Robert (Darrin Dewitt Henson) is a nice, thoughtful painter, who is regrettably fired from his job by longtime friend and boss Nate (Josh Ventura). The reason for Robert’s firing is initially unclear, though we later learn that it is because Nate has been sleeping with Robert’s girlfriend, Mita (Erica Hubbard). You’d expect this to be an unbearably fraught reveal, but it is more or less handled with playful civility. In fact, not a single conflict in Black Coffee is played above mild annoyance. That should have been the first warning sign that this isn’t a particularly interesting movie.
Robert’s same-day dumping and firing is mended by the comforting words of his cousin Julian (Christian Keyes). Julian is a wisecracking coffee impresario who has quickly turned his fortune around by living a simple mantra: black people should be entrepreneurs and not employees. Julian is convinced that Robert’s time spent working under “the man” has stagnated his creativity and intellect.
To remedy his cousin’s present troubles, Julian asks Robert to make a coffee delivery to an upscale law office recently opened by the independent Morgan (Gabrielle Dennis). It’s love at first sight for Robert, though Morgan requires a more rigorous vetting process. The “unlucky” Robert stumbles into a bit of good fortune though when Morgan mentions she needs an expert painter to complete her office renovations. Despite his unprofessional come-ons, Morgan agrees to hire Robert. Is it any surprise that an unexpected love blossoms between the two?
Writer/director Mark Harris clearly prefers the path of least resistance when it comes to building relationships, as Morgan and Robert encounter very little trouble becoming an actual couple. The only hiccup, and it is a minor one, is when Morgan’s ex-husband, Hill (Lamman Rucker), threatens to contest some of the terms of their impending divorce if she doesn’t stop seeing Robert. That’s no matter though. Robert conceives a plan to pair up his ex with her’s. In this task, he recruits a bookstore owner named Duke (Richard Gallion), who at one point, has an aside to the camera, informing us that everyone needs love, even crazy people.
There are no real subplots in Black Coffee. The film’s supporting characters seem stuck in episodic scenes with little to no life lived between our observations of them. We’re left to watch back-to-back scenes of Morgan and Robert’s relationship that follow one another with seemingly no passage in time. This creates a significant continuity problem for the viewer. Characters in the film occasionally remark the passage of time through dialogue, but it’s a lazy technique and is almost always a surprise to us.
Perhaps the only saving grace here is the warm performance by Dennis. She provides depth to a role that lacks it, and to a film that doesn’t earn it. She acknowledges her fellow performers with a look in her eyes that feels something like truth. It isn’t a mistake the only glimpse at something close to chemistry occurs when she occupies the screen. Her fellow castmates do a serviceable job, though they’re obviously stunted by the screenplay. Dennis is the only one that manages to transcend the plodding dialogue, albeit in flickers.
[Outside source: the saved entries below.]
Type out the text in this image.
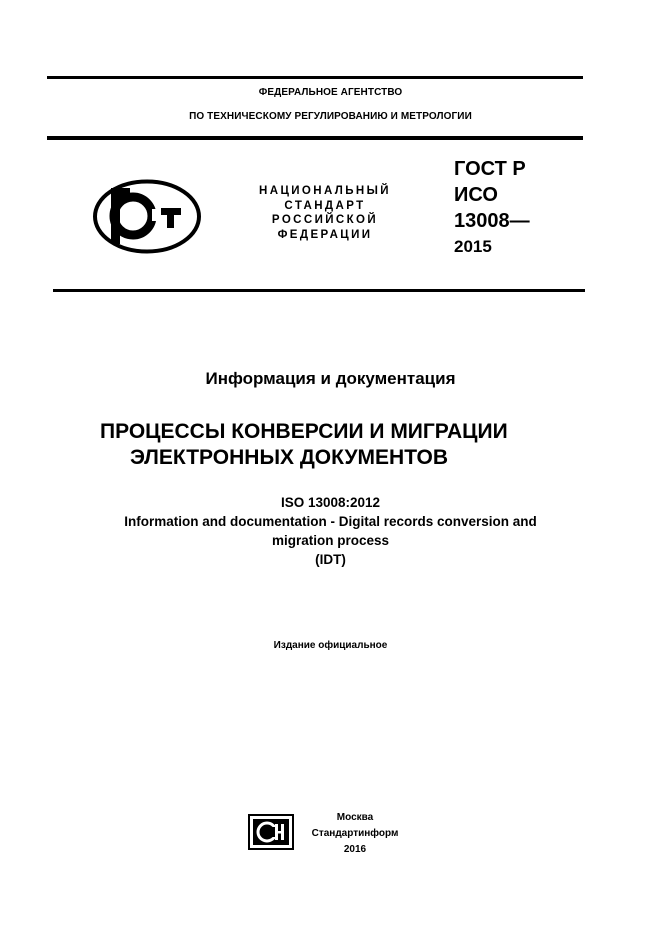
ФЕДЕРАЛЬНОЕ АГЕНТСТВО
ПО ТЕХНИЧЕСКОМУ РЕГУЛИРОВАНИЮ И МЕТРОЛОГИИ
НАЦИОНАЛЬНЫЙ
СТАНДАРТ
РОССИЙСКОЙ
ФЕДЕРАЦИИ
ГОСТ Р
ИСО
13008—
2015
Информация и документация
ПРОЦЕССЫ КОНВЕРСИИ И МИГРАЦИИ
ЭЛЕКТРОННЫХ ДОКУМЕНТОВ
ISO 13008:2012
Information and documentation - Digital records conversion and
migration process
(IDT)
Издание официальное
Москва
Стандартинформ
2016
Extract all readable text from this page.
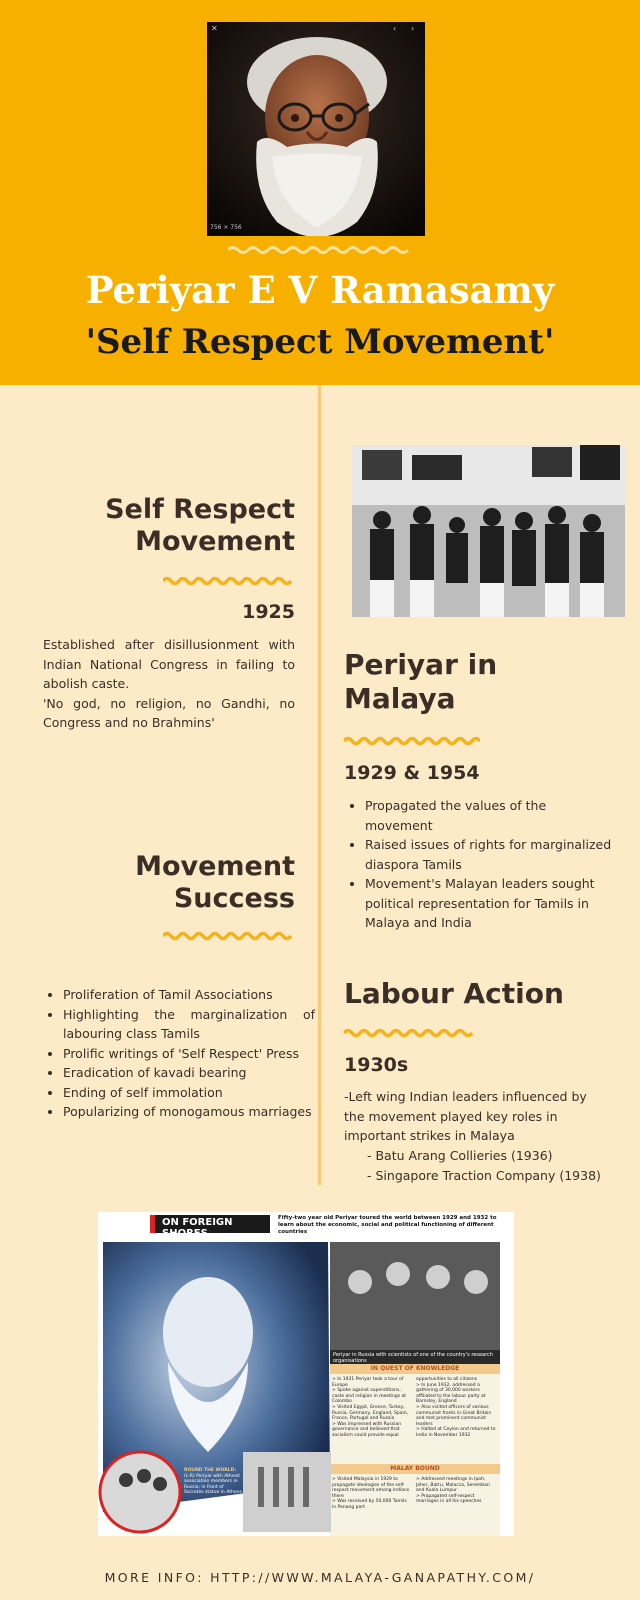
✕	‹ ›
756 × 756
Periyar E V Ramasamy
'Self Respect Movement'
Self Respect
Movement
1925
Established after disillusionment with Indian National Congress in failing to abolish caste.
'No god, no religion, no Gandhi, no Congress and no Brahmins'
Periyar in
Malaya
1929 & 1954
• Propagated the values of the movement
• Raised issues of rights for marginalized diaspora Tamils
• Movement's Malayan leaders sought political representation for Tamils in Malaya and India
Movement
Success
• Proliferation of Tamil Associations
• Highlighting the marginalization of labouring class Tamils
• Prolific writings of 'Self Respect' Press
• Eradication of kavadi bearing
• Ending of self immolation
• Popularizing of monogamous marriages
Labour Action
1930s
-Left wing Indian leaders influenced by the movement played key roles in important strikes in Malaya
- Batu Arang Collieries (1936)
- Singapore Traction Company (1938)
ON FOREIGN SHORES
Fifty-two year old Periyar toured the world between 1929 and 1932 to learn about the economic, social and political functioning of different countries
Periyar in Russia with scientists of one of the country's research organisations
IN QUEST OF KNOWLEDGE
> In 1931 Periyar took a tour of Europe
> Spoke against superstitions, caste and religion in meetings at Colombo
> Visited Egypt, Greece, Turkey, Russia, Germany, England, Spain, France, Portugal and Russia
> Was impressed with Russian governance and believed that socialism could provide equal
opportunities to all citizens
> In June 1932, addressed a gathering of 30,000 workers affiliated to the labour party at Barnsley, England
> Also visited officers of various communist fronts in Great Britain and met prominent communist leaders
> Halted at Ceylon and returned to India in November 1932
MALAY BOUND
> Visited Malaysia in 1929 to propagate ideologies of the self-respect movement among Indians there
> Was received by 50,000 Tamils in Penang port
> Addressed meetings in Ipoh, Johor, Batru, Malacca, Seremban and Kuala Lumpur
> Propagated self-respect marriages in all his speeches
ROUND THE WORLD:
(L-R) Periyar with Atheist association members in Russia; in front of Socrates statue in Athens
MORE INFO: HTTP://WWW.MALAYA-GANAPATHY.COM/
Despite my complaints, I must admit that I found the film’s idea of love rather charming. There is almost no sexuality in Black Coffee, and the holding of hands feels like an act of consummation. Robert and Morgan’s courtship comes about as a result of emotional exploration. The pair is tender with each other, waxing poetic on love, intimacy, and commitment. Sex is an afterthought. This may be the least erotic romantic comedy of the year, and that’s probably a good thing.
Unfortunately, Black Coffee is ultimately undone by a lack of conflict. Robert is supposed to be down on his luck, yet almost everything goes his way. Nothing impedes the desires of the characters. When they decide to do something, it simply happens. If Harris’ intent was to inspire people to will accomplishments into existence, I’d say he’s picked the least effective medium to present his case. Film thrives on action and conflict, but these characters are too nice to have either, and they quickly lose our attention.
Compelling ideas lurk around the most base level of the script. It’s true that non-white persons should occupy more spaces at the top of America as opposed to the bottom, and it’s also true that even crazy people do need love. To present either in such a facile way borders on irresponsible. If the goal was to simply present role models for black youths, why choose a fictional story? There are successful, happy black professionals and artists that exist in our society. They are real, and their lives are more rich and nuanced than anything represented in Black Coffee.
Black Coffee's courtship-over-eroticism ideals are appealing, but the film is too nice to bother us with things like conflict or drama.